Discussing the pending tax deal in the Examiner yesterday morning, Thomas Sowell declared:
Let’s face it, politics is largely the art of deception, and political rhetoric is largely the art of misstating issues.
Sowell was referring to the misleading rhetoric of “giving tax cuts to the rich”, when the real issue is whether the government will increase taxes on the income of individuals and small businesses in the $250,000 and above tax bracket, many of whom aren’t in fact rich.
Another contentious issue these days that is laden with misleading rhetoric is America’s energy policy. This Tuesday the administration launched a Renewable Energy and Energy Efficiency Export Initiative , a renewable energy mandate is currently pending in the Senate, and excessive, irrational risk aversion seems to determine America’s position on offshore-drilling.
Much of the public support for renewable energy promotion stems from the unfounded perception that we can stop climate change, if only we try hard enough. This view arises as many claim they have “scientific evidence” supporting it. As sad as it is, science is not what many make it out to be. Climate science has become increasingly politicized.
Slate author, Daniel Sarewitz, discusses the potential link between the majority of scientists affiliating with the Democratic Party, and the tendency of climate science towards proposing big government solutions to climate change:
Yet, partisan politics aside, why should it matter that there are so few Republican scientists? After all, it’s the scientific facts that matter, and facts aren’t blue or red.
Well, that’s not quite right. Consider the case of climate change, of which beliefs are astonishingly polarized according to party affiliation and ideology. A March 2010 Gallup poll showed that 66 percent of Democrats (and 74 percent of liberals) say the effects of global warming are already occurring, as opposed to 31 percent of Republicans. Does that mean that Democrats are more than twice as likely to accept and understand the scientific truth of the matter? And that Republicans are dominated by scientifically illiterate yahoos and corporate shills willing to sacrifice the planet for short-term economic and political gain?
Or could it be that disagreements over climate change are essentially political-and that science is just carried along for the ride? For 20 years, evidence about global warming has been directly and explicitly linked to a set of policy responses demanding international governance regimes, large-scale social engineering, and the redistribution of wealth. These are the sort of things that most Democrats welcome, and most Republicans hate. No wonder the Republicans are suspicious of the science.
Recent evidence indicates that today’s climate science is largely the art of deception, and scientific rhetoric is largely the art of misstating issue. Just about over a year ago, the news proclaimed that the Climategate scandal was the worst scientific scandal of our generation. The Cato Institute released a paper shortly after the scandal made headlines, interpreting it as “scientific misconduct:”
In the area of climate policy, recent revelations of e-mails from the government-sponsored Climate Research Unit at the University of East Anglia reveal a pattern of data suppression, manipulation of results, and efforts to intimidate journal editors to suppress contradictory studies that indicate that scientific misconduct has been used intentionally to manipulate a social consensus to support the researchers’ advocacy of addressing a problem that may or may not exist.

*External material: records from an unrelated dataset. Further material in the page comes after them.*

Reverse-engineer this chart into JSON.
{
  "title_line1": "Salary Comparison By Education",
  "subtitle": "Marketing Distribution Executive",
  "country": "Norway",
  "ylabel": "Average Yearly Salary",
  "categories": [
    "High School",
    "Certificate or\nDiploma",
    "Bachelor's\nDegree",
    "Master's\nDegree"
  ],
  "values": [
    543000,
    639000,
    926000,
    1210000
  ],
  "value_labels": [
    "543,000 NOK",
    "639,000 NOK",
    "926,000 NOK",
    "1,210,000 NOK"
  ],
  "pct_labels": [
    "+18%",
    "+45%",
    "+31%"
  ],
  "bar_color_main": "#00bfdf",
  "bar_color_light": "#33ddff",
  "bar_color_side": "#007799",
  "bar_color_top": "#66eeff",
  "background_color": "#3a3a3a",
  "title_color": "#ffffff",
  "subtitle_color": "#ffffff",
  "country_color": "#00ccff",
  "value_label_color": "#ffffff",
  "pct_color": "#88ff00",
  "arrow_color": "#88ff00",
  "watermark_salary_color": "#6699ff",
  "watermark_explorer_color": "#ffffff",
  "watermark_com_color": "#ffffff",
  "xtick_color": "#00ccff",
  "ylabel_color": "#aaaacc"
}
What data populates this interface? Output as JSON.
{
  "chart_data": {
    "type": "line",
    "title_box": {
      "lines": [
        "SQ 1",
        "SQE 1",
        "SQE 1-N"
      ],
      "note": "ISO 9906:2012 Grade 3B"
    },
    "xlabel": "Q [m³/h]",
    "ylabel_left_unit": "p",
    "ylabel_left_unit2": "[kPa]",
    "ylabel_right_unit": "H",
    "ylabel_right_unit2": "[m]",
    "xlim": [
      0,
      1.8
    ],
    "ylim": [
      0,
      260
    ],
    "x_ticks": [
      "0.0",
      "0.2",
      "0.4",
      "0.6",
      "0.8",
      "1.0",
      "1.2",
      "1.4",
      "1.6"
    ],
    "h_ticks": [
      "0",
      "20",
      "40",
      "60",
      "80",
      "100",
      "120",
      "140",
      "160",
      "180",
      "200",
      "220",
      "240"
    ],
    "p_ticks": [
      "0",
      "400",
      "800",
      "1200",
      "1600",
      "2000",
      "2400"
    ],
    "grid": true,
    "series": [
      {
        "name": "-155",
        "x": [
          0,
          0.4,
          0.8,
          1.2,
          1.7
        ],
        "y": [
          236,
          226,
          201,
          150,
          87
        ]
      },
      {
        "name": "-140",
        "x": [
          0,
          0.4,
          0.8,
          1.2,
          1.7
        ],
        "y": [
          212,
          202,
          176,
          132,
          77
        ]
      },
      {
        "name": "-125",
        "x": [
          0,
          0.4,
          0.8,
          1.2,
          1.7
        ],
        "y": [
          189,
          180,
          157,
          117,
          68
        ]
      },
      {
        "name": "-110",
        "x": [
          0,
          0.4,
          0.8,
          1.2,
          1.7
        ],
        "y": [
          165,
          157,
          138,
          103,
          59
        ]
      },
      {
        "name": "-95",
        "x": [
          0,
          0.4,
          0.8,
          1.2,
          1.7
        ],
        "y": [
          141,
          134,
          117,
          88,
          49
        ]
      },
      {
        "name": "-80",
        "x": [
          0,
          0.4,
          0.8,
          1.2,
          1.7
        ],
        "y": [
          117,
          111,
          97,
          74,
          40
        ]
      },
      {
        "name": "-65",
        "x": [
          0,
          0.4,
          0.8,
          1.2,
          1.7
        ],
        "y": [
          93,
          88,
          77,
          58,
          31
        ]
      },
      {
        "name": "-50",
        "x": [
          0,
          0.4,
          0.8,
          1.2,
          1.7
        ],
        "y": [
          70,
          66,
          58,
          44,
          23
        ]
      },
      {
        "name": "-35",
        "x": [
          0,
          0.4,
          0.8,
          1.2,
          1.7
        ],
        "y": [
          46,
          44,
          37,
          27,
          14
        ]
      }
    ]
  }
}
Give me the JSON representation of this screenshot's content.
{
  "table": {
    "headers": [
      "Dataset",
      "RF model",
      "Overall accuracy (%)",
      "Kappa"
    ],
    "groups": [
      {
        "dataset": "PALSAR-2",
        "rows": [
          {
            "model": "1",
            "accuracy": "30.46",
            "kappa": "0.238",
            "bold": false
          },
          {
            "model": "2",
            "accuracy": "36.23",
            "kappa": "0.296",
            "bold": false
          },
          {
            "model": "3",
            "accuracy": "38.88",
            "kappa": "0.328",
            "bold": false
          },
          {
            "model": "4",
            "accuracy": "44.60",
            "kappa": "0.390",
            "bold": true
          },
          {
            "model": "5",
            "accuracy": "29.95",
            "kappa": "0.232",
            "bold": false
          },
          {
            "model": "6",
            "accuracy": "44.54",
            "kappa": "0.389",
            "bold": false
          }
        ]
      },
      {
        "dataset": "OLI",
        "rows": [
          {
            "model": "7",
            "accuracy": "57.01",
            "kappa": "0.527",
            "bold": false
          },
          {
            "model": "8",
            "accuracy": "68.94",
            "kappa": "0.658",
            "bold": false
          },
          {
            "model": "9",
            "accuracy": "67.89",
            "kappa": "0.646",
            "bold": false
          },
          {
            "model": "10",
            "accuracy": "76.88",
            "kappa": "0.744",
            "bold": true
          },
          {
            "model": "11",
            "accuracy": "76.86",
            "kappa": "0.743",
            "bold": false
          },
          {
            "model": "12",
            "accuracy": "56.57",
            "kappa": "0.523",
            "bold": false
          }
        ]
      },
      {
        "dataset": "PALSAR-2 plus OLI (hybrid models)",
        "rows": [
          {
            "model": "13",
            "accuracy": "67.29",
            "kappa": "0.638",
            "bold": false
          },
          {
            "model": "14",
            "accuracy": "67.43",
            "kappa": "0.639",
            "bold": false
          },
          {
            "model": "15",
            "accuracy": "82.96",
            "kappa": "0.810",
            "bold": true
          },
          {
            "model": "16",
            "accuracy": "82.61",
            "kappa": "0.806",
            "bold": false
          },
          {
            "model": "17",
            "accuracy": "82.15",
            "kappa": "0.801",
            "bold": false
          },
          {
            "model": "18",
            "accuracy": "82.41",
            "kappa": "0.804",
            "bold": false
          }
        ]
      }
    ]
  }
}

While the scientific misconduct of the Climategate scandal made headlines, there are subtler issues affecting the scientific community which lead to climate science’s tendency towards political advocacy. In 1962, Michael Polanyi, published The Republic of Science, in which he suggested that:
… the community of scientists is organized in a way which resembles certain features of a body politic and works according to economic principles similar to those by which the production of material goods is regulated.
[…]
The decisions of a scientist choosing a problem and pursuing it to the exclusion of other possible avenues of inquiry may be said to have an economic character. For his decisions are designed to produce the highest possible result by the use of a limited stock of intellectual and material resources.
Scientists, while partially motivated by intellectual achievements, are also interested in fame and fortune. As rational, self-interested individuals, scientists are attracted to research funding and to delivering results which will increase their standing in the scientific community. The prospects of receiving government funding for scientific pursuits provides incentives to pursue research projects that are of interest to government. As scientists try to appeal to government bureaucrats who make funding decisions, science becomes increasingly politicized. These adverse incentives are another reason I am opposed to increasing government spending on energy research even further. It’s bad enough as it is.